Nous prenons notre petit déjeuner avec Grand-Mère. Un homme entre dans la cuisine sans frapper. Il montre sa carte de la police.
Aussitôt, Grand-Mère se met à crier:
– Je ne veux pas de la police chez moi! Je n'ai rien fait!
Le policier dit:
– Non, rien, jamais. Juste quelques petits poisons par ci, par-là.
Grand-Mère dit:
– Rien n'a été prouvé. Vous ne pouvez rien contre moi.
Le policier dit:
– Calmez-vous, Grand-Mère. On ne va pas déterrer les morts. On a déjà de la peine à les enterrer.
– Alors, qu'est-ce que vous voulez?
Le policier nous regarde et dit:
– Le fruit ne tombe pas loin de son arbre. Grand-Mère nous regarde aussi:
– J'espère bien. Qu'avez-vous encore fait, fils de chienne?
Le policier demande:
– Où étiez-vous hier soir?
Nous répondons:
– Ici.
– Vous ne traîniez pas dans les bistrots, comme d'habitude?
– Non. Nous sommes restés ici parce que Grand-Mère a eu un accident.
Grand-Mère dit très vite:
– Je suis tombée en descendant à la cave. Les marches sont moussues, j'ai glissé. Je me suis cogné la tête. Les petits m'ont remontée, ils m'ont soignée. Ils sont restés auprès de moi toute la nuit.
Le policier dit:
– Vous avez une méchante bosse, je vois. Il faut être prudente à votre âge. Bon. Nous allons fouiller la maison. Venez tous les trois. Nous commencerons par la cave.
Grand-Mère ouvre la porte de la cave; nous y descendons. Le policier déplace tout, les sacs, les bidons, les paniers, le tas de pommes de terre.

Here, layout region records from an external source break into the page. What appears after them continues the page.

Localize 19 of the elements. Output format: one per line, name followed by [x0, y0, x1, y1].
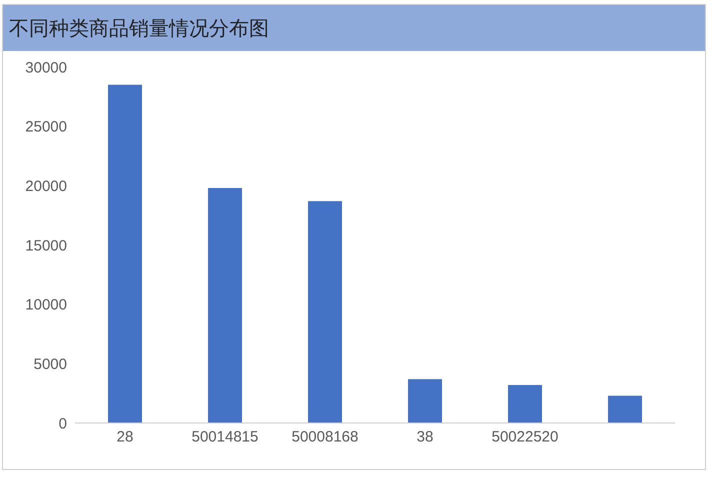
bar: [608, 396, 642, 423]
bar: [508, 385, 542, 423]
y-tick-label: 30000: [25, 59, 67, 76]
bar: [208, 188, 242, 423]
x-tick-label: 50014815: [192, 428, 258, 446]
x-tick-label: 28: [116, 428, 134, 446]
y-tick-label: 0: [58, 415, 67, 432]
x-tick-label: 50022520: [492, 428, 558, 446]
y-tick-label: 15000: [25, 237, 67, 254]
bar: [108, 84, 142, 423]
y-tick-label: 10000: [25, 296, 67, 314]
bar: [308, 201, 342, 423]
y-tick-label: 20000: [25, 178, 67, 195]
y-tick-label: 25000: [25, 118, 67, 136]
bar: [408, 379, 442, 423]
y-tick-label: 5000: [34, 356, 67, 373]
x-tick-label: 38: [416, 428, 434, 446]
x-tick-label: 50008168: [292, 428, 358, 446]
chart-title: 不同种类商品销量情况分布图: [3, 5, 705, 51]
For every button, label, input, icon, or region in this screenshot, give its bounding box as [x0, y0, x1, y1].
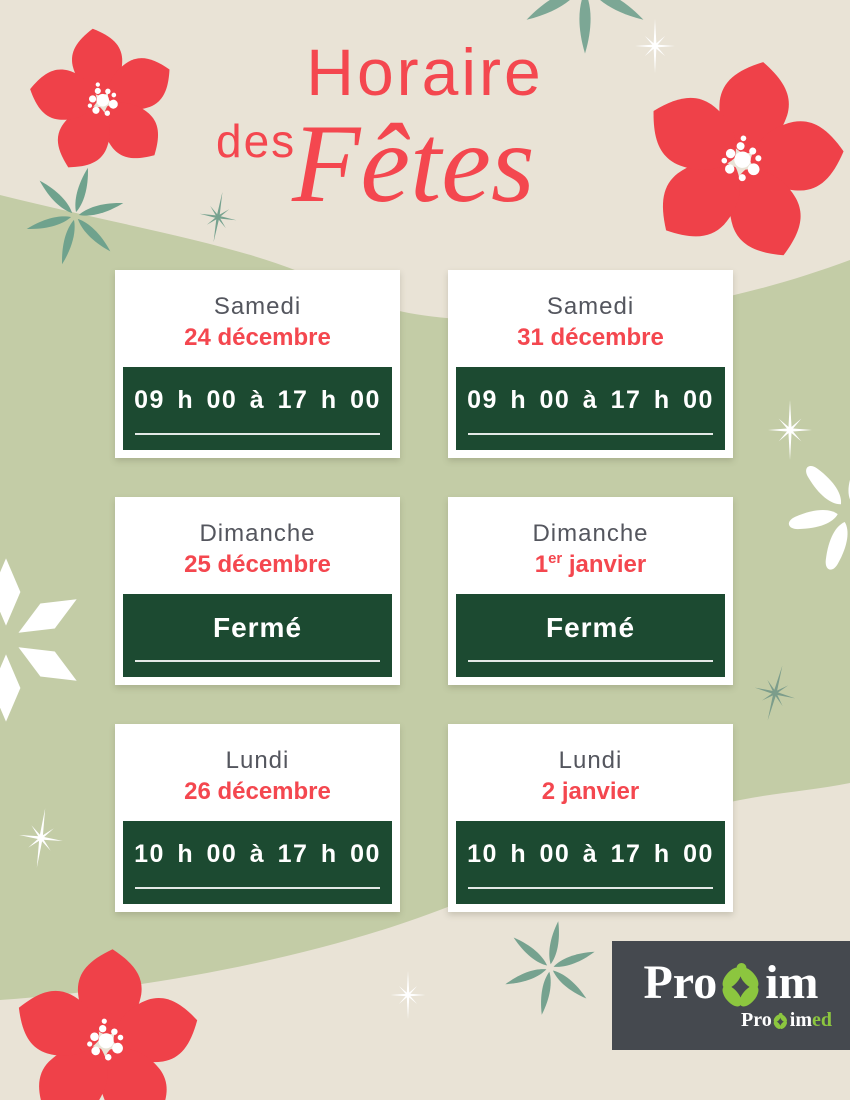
poster-title-line2: des — [216, 115, 297, 167]
card-hours-panel: 09 h 00 à 17 h 00 — [456, 367, 725, 450]
card-underline — [135, 660, 380, 662]
card-day: Lundi — [558, 746, 623, 774]
card-label: Samedi 31 décembre — [456, 278, 725, 367]
card-hours: Fermé — [212, 611, 303, 643]
card-hours: 10 h 00 à 17 h 00 — [467, 840, 714, 868]
card-label: Lundi 26 décembre — [123, 732, 392, 821]
schedule-card: Samedi 24 décembre 09 h 00 à 17 h 00 — [115, 270, 400, 458]
card-day: Samedi — [546, 292, 635, 320]
sparkle-star-icon — [195, 188, 241, 246]
card-hours: 10 h 00 à 17 h 00 — [134, 840, 381, 868]
card-label: Samedi 24 décembre — [123, 278, 392, 367]
card-hours: 09 h 00 à 17 h 00 — [134, 386, 381, 414]
card-label: Dimanche 1er janvier — [456, 505, 725, 594]
card-hours-panel: 10 h 00 à 17 h 00 — [123, 821, 392, 904]
card-date: 1er janvier — [534, 550, 647, 578]
card-date: 26 décembre — [184, 777, 331, 805]
card-underline — [468, 887, 713, 889]
schedule-card: Lundi 2 janvier 10 h 00 à 17 h 00 — [448, 724, 733, 912]
card-hours: 09 h 00 à 17 h 00 — [467, 386, 714, 414]
card-day: Dimanche — [532, 519, 649, 547]
proxim-logo-box: Pro im Pro — [612, 941, 850, 1050]
sublogo-text-mid: im — [789, 1009, 812, 1031]
sublogo-text-pre: Pro — [741, 1009, 772, 1031]
poster-title-script: Fêtes — [292, 102, 535, 226]
sparkle-star-icon — [390, 971, 426, 1019]
sublogo-text-suffix: ed — [812, 1009, 832, 1031]
schedule-card: Dimanche 1er janvier Fermé — [448, 497, 733, 685]
leaf-x-icon — [773, 1012, 788, 1029]
card-day: Dimanche — [199, 519, 316, 547]
proxim-logo: Pro im — [626, 959, 836, 1007]
card-underline — [468, 660, 713, 662]
card-hours-panel: 09 h 00 à 17 h 00 — [123, 367, 392, 450]
card-underline — [135, 887, 380, 889]
card-label: Dimanche 25 décembre — [123, 505, 392, 594]
card-hours-panel: Fermé — [456, 594, 725, 677]
card-hours-panel: 10 h 00 à 17 h 00 — [456, 821, 725, 904]
card-date: 25 décembre — [184, 550, 331, 578]
proximed-logo: Pro im ed — [626, 1010, 836, 1030]
card-hours-panel: Fermé — [123, 594, 392, 677]
schedule-card: Lundi 26 décembre 10 h 00 à 17 h 00 — [115, 724, 400, 912]
leaf-x-icon — [722, 963, 759, 1007]
card-day: Lundi — [225, 746, 290, 774]
schedule-card: Samedi 31 décembre 09 h 00 à 17 h 00 — [448, 270, 733, 458]
card-label: Lundi 2 janvier — [456, 732, 725, 821]
card-day: Samedi — [213, 292, 302, 320]
card-underline — [135, 433, 380, 435]
logo-text-pre: Pro — [643, 956, 718, 1009]
card-underline — [468, 433, 713, 435]
poster-title-line1: Horaire — [306, 35, 544, 109]
pointed-petal-flower-icon — [499, 913, 601, 1023]
card-date: 24 décembre — [184, 323, 331, 351]
card-date: 2 janvier — [541, 777, 640, 805]
schedule-card: Dimanche 25 décembre Fermé — [115, 497, 400, 685]
card-hours: Fermé — [545, 611, 636, 643]
logo-text-post: im — [765, 956, 819, 1009]
card-date: 31 décembre — [517, 323, 664, 351]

Grand-Mère nous demande à voix basse:
– Qu'est-ce qu'il cherche?
Nous haussons les épaules.
Après la cave, le policier fouille la cuisine. Puis Grand-Mère doit ouvrir sa chambre. Le policier défait son lit. Il n'y a rien dans le lit, ni dans la paillasse, juste un peu de monnaie sous l'oreiller.
Devant la porte de la chambre de l'officier, le policier demande:
– C'est quoi, ici?
Grand-Mère dit:
– C'est une chambre que je loue à un officier étranger. Je n'en ai pas la clé.

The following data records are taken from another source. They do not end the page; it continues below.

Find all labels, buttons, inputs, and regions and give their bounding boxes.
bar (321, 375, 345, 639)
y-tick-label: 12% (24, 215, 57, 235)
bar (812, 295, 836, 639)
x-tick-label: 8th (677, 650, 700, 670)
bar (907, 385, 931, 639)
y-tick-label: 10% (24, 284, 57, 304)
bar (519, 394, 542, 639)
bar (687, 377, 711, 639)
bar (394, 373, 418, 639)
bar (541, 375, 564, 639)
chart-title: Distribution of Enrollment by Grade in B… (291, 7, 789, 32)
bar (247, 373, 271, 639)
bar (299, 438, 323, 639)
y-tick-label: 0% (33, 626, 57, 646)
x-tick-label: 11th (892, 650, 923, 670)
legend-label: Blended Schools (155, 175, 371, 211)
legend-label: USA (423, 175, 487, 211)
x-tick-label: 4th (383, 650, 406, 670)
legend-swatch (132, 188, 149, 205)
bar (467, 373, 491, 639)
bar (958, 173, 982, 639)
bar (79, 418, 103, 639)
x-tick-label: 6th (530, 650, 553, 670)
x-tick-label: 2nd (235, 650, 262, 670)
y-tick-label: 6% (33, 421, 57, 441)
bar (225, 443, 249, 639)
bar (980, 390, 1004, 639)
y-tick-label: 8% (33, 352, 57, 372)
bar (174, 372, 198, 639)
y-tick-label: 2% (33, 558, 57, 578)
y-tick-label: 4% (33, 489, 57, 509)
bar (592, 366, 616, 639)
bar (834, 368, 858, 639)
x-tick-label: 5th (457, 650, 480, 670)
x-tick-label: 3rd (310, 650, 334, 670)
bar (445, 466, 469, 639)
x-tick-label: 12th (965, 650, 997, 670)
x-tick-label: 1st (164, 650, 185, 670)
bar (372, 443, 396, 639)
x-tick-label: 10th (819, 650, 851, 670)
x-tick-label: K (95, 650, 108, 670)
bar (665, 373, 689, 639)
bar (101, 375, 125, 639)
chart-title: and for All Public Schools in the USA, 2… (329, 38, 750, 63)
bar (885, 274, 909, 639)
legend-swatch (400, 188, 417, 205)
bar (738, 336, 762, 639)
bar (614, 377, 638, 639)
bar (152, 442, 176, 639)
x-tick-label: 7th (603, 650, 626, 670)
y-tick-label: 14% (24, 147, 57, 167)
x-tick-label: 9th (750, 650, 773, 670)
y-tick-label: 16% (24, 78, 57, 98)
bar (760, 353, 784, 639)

Le policier regarde la porte du galetas:
– Vous n'avez pas une échelle?
Grand-Mère dit:
– Elle est cassée.
– Comment y montez-vous?
– Je n'y monte pas. Seuls les petits y montent. Le policier dit:
– Alors, allons-y, les petits.
Nous grimpons dans le galetas à l'aide de la corde. Le policier ouvre le coffre où nous rangeons les objets nécessaires à nos études: Bible, dictionnaire, papier, crayons et le Grand Cahier où tout est écrit. Mais le policier n'est pas venu pour lire. Il inspecte encore le tas de vieux habits et de couvertures et nous redescendons. Une fois en bas, le policier regarde autour de lui et dit:
– Je ne peux évidemment pas retourner tout le jardin. Bon. Venez avec moi.
Il nous conduit dans la forêt, au bord du grand trou où nous avions trouvé un cadavre. Le cadavre n'est plus là. Le policier demande:
– Vous êtes déjà venus jusqu'ici?
– Non. Jamais. Nous aurions peur d'aller si loin.

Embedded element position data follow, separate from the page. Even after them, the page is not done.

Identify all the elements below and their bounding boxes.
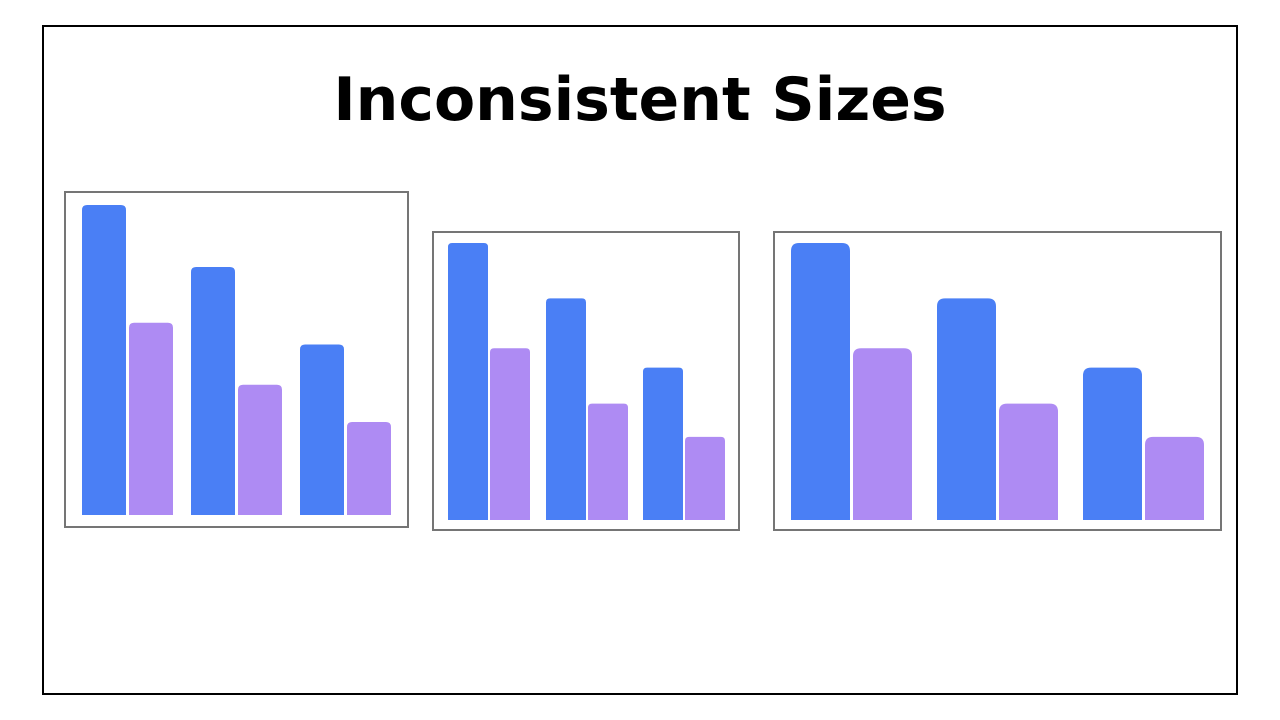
bar-chart2-group2-series1 bbox=[546, 298, 586, 520]
bar-chart1-group2-series2 bbox=[238, 384, 282, 515]
page-title: Inconsistent Sizes bbox=[333, 65, 947, 135]
bar-chart2-group3-series1 bbox=[643, 367, 683, 520]
bar-chart1-group3-series1 bbox=[300, 344, 344, 515]
bar-chart3-group2-series2 bbox=[999, 403, 1058, 520]
bar-chart2-group2-series2 bbox=[588, 403, 628, 520]
bar-chart2-group1-series2 bbox=[490, 348, 530, 520]
bar-chart3-group2-series1 bbox=[937, 298, 996, 520]
bar-chart3-group1-series1 bbox=[791, 243, 850, 520]
bar-chart2-group3-series2 bbox=[685, 436, 725, 520]
bar-chart-1 bbox=[64, 191, 409, 528]
bar-chart3-group3-series1 bbox=[1083, 367, 1142, 520]
bar-chart1-group1-series1 bbox=[82, 205, 126, 515]
bar-chart3-group3-series2 bbox=[1145, 436, 1204, 520]
bar-chart-2 bbox=[432, 231, 740, 531]
bar-chart2-group1-series1 bbox=[448, 243, 488, 520]
bar-chart3-group1-series2 bbox=[853, 348, 912, 520]
bar-chart1-group1-series2 bbox=[129, 322, 173, 515]
bar-chart1-group2-series1 bbox=[191, 267, 235, 515]
bar-chart1-group3-series2 bbox=[347, 422, 391, 515]
bar-chart-3 bbox=[773, 231, 1222, 531]
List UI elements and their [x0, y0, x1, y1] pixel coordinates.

– Vous n'avez jamais vu ce trou, ni un soldat mort?
– Non, jamais.
– Quand on a trouvé ce soldat mort, il lui manquait son fusil, ses cartouches, ses grenades.
Nous disons:
– Il devait être bien distrait et négligent, ce soldat, pour avoir perdu tous ces objets indispensables à un militaire.
Le policier dit:
– Il ne les a pas perdus. Ils lui ont été volés après sa mort. Vous qui venez souvent dans la forêt, vous n'auriez pas une idée sur la question?
– Non. Aucune idée.
– Pourtant, quelqu'un a bien dû prendre ce fusil, ces cartouches, ces grenades.
Nous disons:
– Qui oserait toucher à des objets aussi dangereux?